Despite external uncertainties and challenges, China's exports rose by 23.4 percent year-on-year in yuan-denominated terms in March, exceeding market expectations significantly.

China's investment in green and low carbon development in advance under the high-quality development, high-standard opening-up and the Belt and Road Initiative ensures resilience in exports despite growing protectionism, potential economic recession in the US and the EU and other risks, Wan said.

The better-than-expected macroeconomic figures have boosted international financial institutions' upbeat sentiment on China's economic growth this year.

"The macroeconomic data for the first quarter of 2023 implies the positive feedback from the Chinese economy on the optimization of COVID-19 prevention measures, and we maintain our optimistic attitude towards China's economic growth in 2023," Darius Tang, Associate Director of Corporates of Fitch Bohua, a subsidiary of Fitch Ratings, said in a note sent to the Global Times.

In addition, JP Morgan upgraded their forecast for China to 6.4 percent year-on-year from a previous estimate of 6.0 percent year-on-year, according to media reports.

Full-year strong rebound

Looking ahead, China's economic performance will continue to see overall improvement on the back of strengthening internal momentum and stepped-up policies, Fu said, noting that China's economic growth will notably speed up in the second quarter.

"The economy will likely further rebound to as high as 8 percent between April and June given a lower base the same quarter last year," Chen said, noting that the full-year GDP growth rate will probably exceed the around 5 percent target set during this year's two sessions.

However, we must be aware that the situation abroad is still complex and volatile, inadequate domestic demand remains prominent and the foundation for economic recovery is not solid yet, Wu Chaoming, deputy head of the Chasing Research Institute, told the Global Times on Tuesday.

He said efforts should be made to further stimulate private investment and real estate while increasing residents' actual income for tapping the potential of the huge domestic market and bolstering full-fledged economic recovery this year.

China's remarkable economic performance serves as "a slap in the face" of Western media that badmouth China's recovery in the post-COVID-19 era. For instance, some media have hyped about deflation worries while others are undermining China's export and consumption prospects regardless of facts.

"The current Chinese economy does not appear deflated and in the near future deflation is not likely," Fu said. Seasonal factors, price drop in international bulk commodities and geopolitics jointly contributed to domestic price drop but the price will recover to a reasonable level along with the disappearance of these factors in the second half of the year, he said.

With promising prospect for full-year economic recovery, China will provide stronger impetus to the world economy and be a stabilizer in volatile international environment, analysts said.
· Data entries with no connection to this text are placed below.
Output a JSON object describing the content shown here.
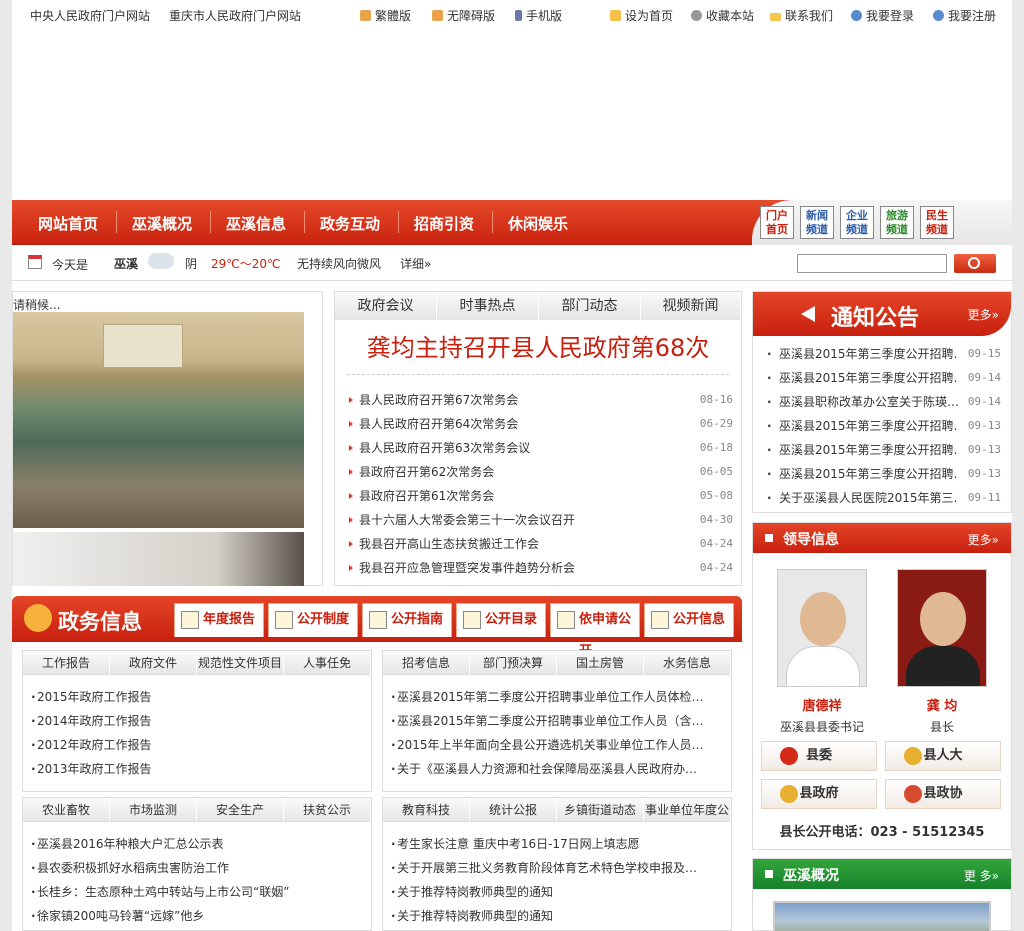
{
  "top_links_left": [
    "中央人民政府门户网站",
    "重庆市人民政府门户网站"
  ],
  "top_links_mid": [
    {
      "label": "繁體版",
      "icon": "traditional-icon"
    },
    {
      "label": "无障碍版",
      "icon": "accessibility-icon"
    },
    {
      "label": "手机版",
      "icon": "mobile-icon"
    }
  ],
  "top_links_right": [
    {
      "label": "设为首页",
      "icon": "home-icon"
    },
    {
      "label": "收藏本站",
      "icon": "bookmark-icon"
    },
    {
      "label": "联系我们",
      "icon": "mail-icon"
    },
    {
      "label": "我要登录",
      "icon": "login-icon"
    },
    {
      "label": "我要注册",
      "icon": "register-icon"
    }
  ],
  "nav": [
    "网站首页",
    "巫溪概况",
    "巫溪信息",
    "政务互动",
    "招商引资",
    "休闲娱乐"
  ],
  "channels": [
    "门户\n首页",
    "新闻\n频道",
    "企业\n频道",
    "旅游\n频道",
    "民生\n频道"
  ],
  "weather": {
    "today_label": "今天是",
    "city": "巫溪",
    "condition": "阴",
    "temp": "29℃～20℃",
    "wind": "无持续风向微风",
    "detail": "详细»"
  },
  "photo": {
    "caption": "请稍候..."
  },
  "news": {
    "tabs": [
      "政府会议",
      "时事热点",
      "部门动态",
      "视频新闻"
    ],
    "headline": "龚均主持召开县人民政府第68次",
    "items": [
      {
        "title": "县人民政府召开第67次常务会",
        "date": "08-16"
      },
      {
        "title": "县人民政府召开第64次常务会",
        "date": "06-29"
      },
      {
        "title": "县人民政府召开第63次常务会议",
        "date": "06-18"
      },
      {
        "title": "县政府召开第62次常务会",
        "date": "06-05"
      },
      {
        "title": "县政府召开第61次常务会",
        "date": "05-08"
      },
      {
        "title": "县十六届人大常委会第三十一次会议召开",
        "date": "04-30"
      },
      {
        "title": "我县召开高山生态扶贫搬迁工作会",
        "date": "04-24"
      },
      {
        "title": "我县召开应急管理暨突发事件趋势分析会",
        "date": "04-24"
      }
    ]
  },
  "notice": {
    "title": "通知公告",
    "more": "更多»",
    "items": [
      {
        "title": "巫溪县2015年第三季度公开招聘…",
        "date": "09-15"
      },
      {
        "title": "巫溪县2015年第三季度公开招聘…",
        "date": "09-14"
      },
      {
        "title": "巫溪县职称改革办公室关于陈瑛…",
        "date": "09-14"
      },
      {
        "title": "巫溪县2015年第三季度公开招聘…",
        "date": "09-13"
      },
      {
        "title": "巫溪县2015年第三季度公开招聘…",
        "date": "09-13"
      },
      {
        "title": "巫溪县2015年第三季度公开招聘…",
        "date": "09-13"
      },
      {
        "title": "关于巫溪县人民医院2015年第三…",
        "date": "09-11"
      }
    ]
  },
  "leaders": {
    "title": "领导信息",
    "more": "更多»",
    "people": [
      {
        "name": "唐德祥",
        "role": "巫溪县县委书记"
      },
      {
        "name": "龚  均",
        "role": "县长"
      }
    ],
    "orgs": [
      "县委",
      "县人大",
      "县政府",
      "县政协"
    ],
    "phone": "县长公开电话：023 - 51512345"
  },
  "overview": {
    "title": "巫溪概况",
    "more": "更 多»"
  },
  "gov": {
    "title": "政务信息",
    "tabs": [
      "年度报告",
      "公开制度",
      "公开指南",
      "公开目录",
      "依申请公开",
      "公开信息"
    ]
  },
  "boxes": [
    {
      "tabs": [
        "工作报告",
        "政府文件",
        "规范性文件项目",
        "人事任免"
      ],
      "items": [
        "2015年政府工作报告",
        "2014年政府工作报告",
        "2012年政府工作报告",
        "2013年政府工作报告"
      ]
    },
    {
      "tabs": [
        "招考信息",
        "部门预决算",
        "国土房管",
        "水务信息"
      ],
      "items": [
        "巫溪县2015年第二季度公开招聘事业单位工作人员体检…",
        "巫溪县2015年第二季度公开招聘事业单位工作人员（含…",
        "2015年上半年面向全县公开遴选机关事业单位工作人员…",
        "关于《巫溪县人力资源和社会保障局巫溪县人民政府办…"
      ]
    },
    {
      "tabs": [
        "农业畜牧",
        "市场监测",
        "安全生产",
        "扶贫公示"
      ],
      "items": [
        "巫溪县2016年种粮大户汇总公示表",
        "县农委积极抓好水稻病虫害防治工作",
        "长桂乡：生态原种土鸡中转站与上市公司“联姻”",
        "徐家镇200吨马铃薯“远嫁”他乡"
      ]
    },
    {
      "tabs": [
        "教育科技",
        "统计公报",
        "乡镇街道动态",
        "事业单位年度公"
      ],
      "items": [
        "考生家长注意 重庆中考16日-17日网上填志愿",
        "关于开展第三批义务教育阶段体育艺术特色学校申报及…",
        "关于推荐特岗教师典型的通知",
        "关于推荐特岗教师典型的通知"
      ]
    }
  ]
}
"The robust rebound means China is set to account for around one third of global growth in 2023 - giving a welcome lift to the world economy," Kristalina Georgieva, Managing Director of the IMF, said at the China Development Forum in March.

The robust rebound means China is set to account for around one third of global growth in 2023—giving a welcome lift to the world economy. And beyond the direct contribution to global growth, our analysis shows that a 1 percentage point increase in GDP growth in China leads to 0.3 percentage point increase in growth in other Asian economies, on average—a welcome boost.